I have tried this, but it does not strictly ensure the datatype is followed by the dataframe. I still can use another dataframe with totally different column name and datatype and insert within the table.
4

I think this has more to do with how pandas handles the table if it exists. The "replace" value to the if_exists argument tells pandas to drop your table and recreate it. But when re-creating your table, it will do it based on its own terms (and the data stored in that particular DataFrame).

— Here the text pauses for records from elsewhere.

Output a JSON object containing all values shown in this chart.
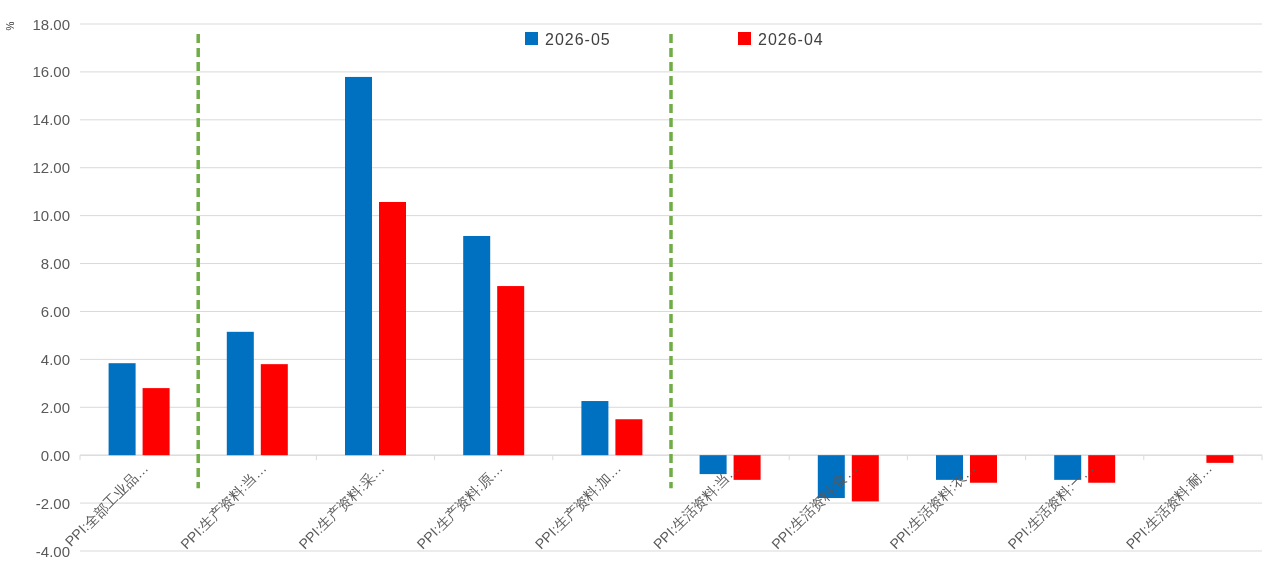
{
  "chart_data": {
    "type": "bar",
    "ylabel": "%",
    "categories": [
      "PPI:全部工业品…",
      "PPI:生产资料:当…",
      "PPI:生产资料:采…",
      "PPI:生产资料:原…",
      "PPI:生产资料:加…",
      "PPI:生活资料:当…",
      "PPI:生活资料:食…",
      "PPI:生活资料:衣…",
      "PPI:生活资料:一…",
      "PPI:生活资料:耐…"
    ],
    "series": [
      {
        "name": "2026-05",
        "color": "#0070c0",
        "values": [
          3.84,
          5.15,
          15.79,
          9.15,
          2.26,
          -0.79,
          -1.79,
          -1.03,
          -1.03,
          null
        ]
      },
      {
        "name": "2026-04",
        "color": "#ff0000",
        "values": [
          2.8,
          3.8,
          10.57,
          7.06,
          1.5,
          -1.03,
          -1.93,
          -1.15,
          -1.15,
          -0.32
        ]
      }
    ],
    "ylim": [
      -4,
      18
    ],
    "yticks": [
      {
        "value": -4,
        "label": "-4.00"
      },
      {
        "value": -2,
        "label": "-2.00"
      },
      {
        "value": 0,
        "label": "0.00"
      },
      {
        "value": 2,
        "label": "2.00"
      },
      {
        "value": 4,
        "label": "4.00"
      },
      {
        "value": 6,
        "label": "6.00"
      },
      {
        "value": 8,
        "label": "8.00"
      },
      {
        "value": 10,
        "label": "10.00"
      },
      {
        "value": 12,
        "label": "12.00"
      },
      {
        "value": 14,
        "label": "14.00"
      },
      {
        "value": 16,
        "label": "16.00"
      },
      {
        "value": 18,
        "label": "18.00"
      }
    ],
    "grid": "y",
    "legend": "top"
  }
}
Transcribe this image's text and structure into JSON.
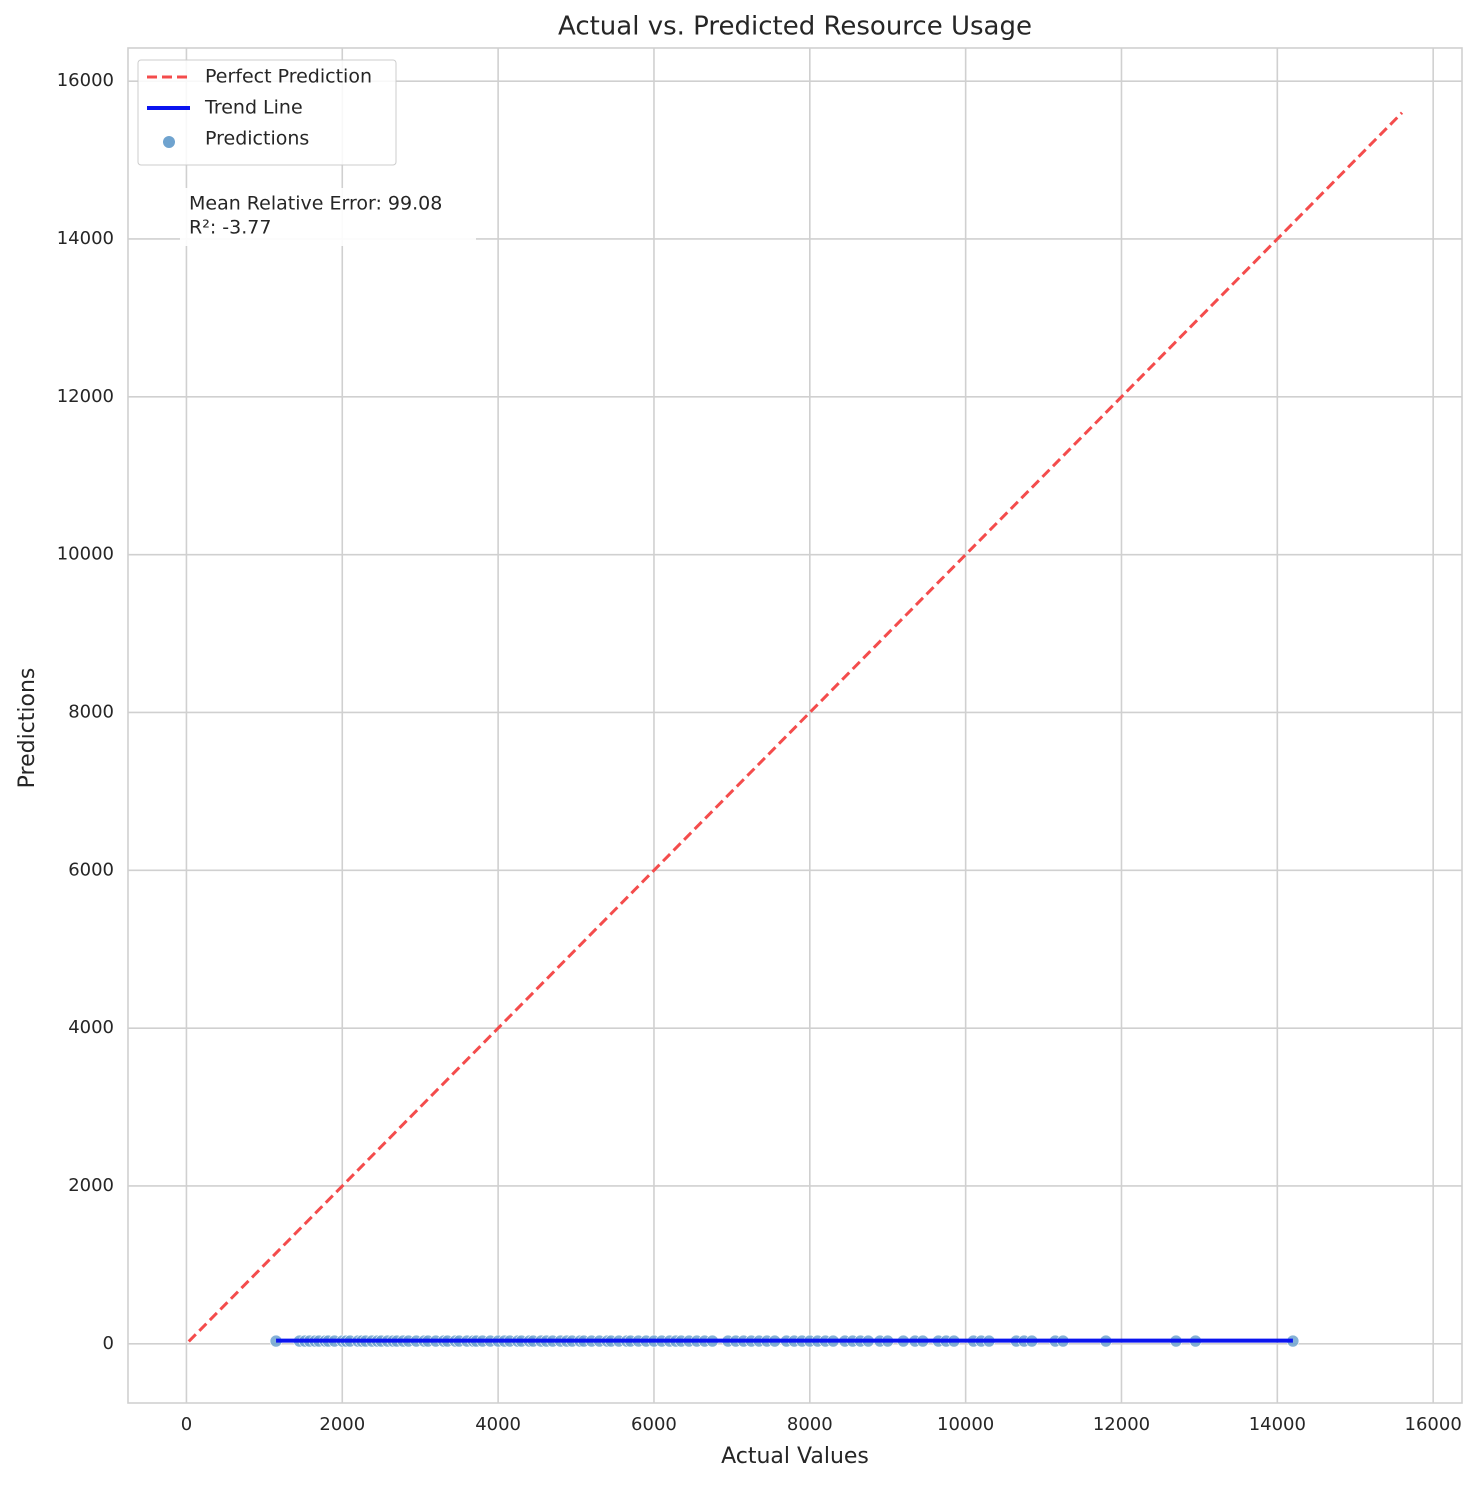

While providing column datatypes will work, doing it for every such case might be cumbersome. So I would rather truncate the table in a separate statement and then just append data to it, like so:

Instead of:

df.to_sql(name=table_name, con=engine, if_exists='replace',index=False)

I'd do:

with engine.connect() as con:
    con.execute("TRUNCATE TABLE %s" % table_name)

df.to_sql(name=table_name, con=engine, if_exists='append',index=False)

The truncate statement basically drops and recreates your table too, but it's done internally by the database, and the table gets recreated with the same definition.

4 Comments

Ok so if we do with this approach, what would be a size of the varchar type column as i have many string column/field with values that are greater than 255. In the past, using dataframe.Write() using jdbc, ended up just creating varchar(255) and causing me issues.
@Ak777 TRUNCATE statements generally tell the database to drop and recreate the table with the same definition. So whatever length and type the columns had before, they will end up the same way. This is the beauty of it, because Pandas cannot interfere with that.
Thanks for the input @Bogdan Mircea, so what would happen if use if_exists='replace' as param value? Coz, i've experienced in other approach that replace would also replace the table schema based on the Dataframe schema. And thats where i have issues, where string type fields are just getting converted to varchar(255) in Oracle whlie the values are larger in size than 255. It works fine in MS SQL as it converts to varchar(MAX). Just the Oracle part is where i end up into this issue.
@Ak777 It pretty much does what it says. It will replace the table, but this will be orchestrated by Pandas, not the underlying database. Pandas will issue a DROP command and then make up a CREATE statement based on the dataframe definition. And, while I don't know for sure, it most likely will default to bigger datatypes and lengths than you would when creating a table.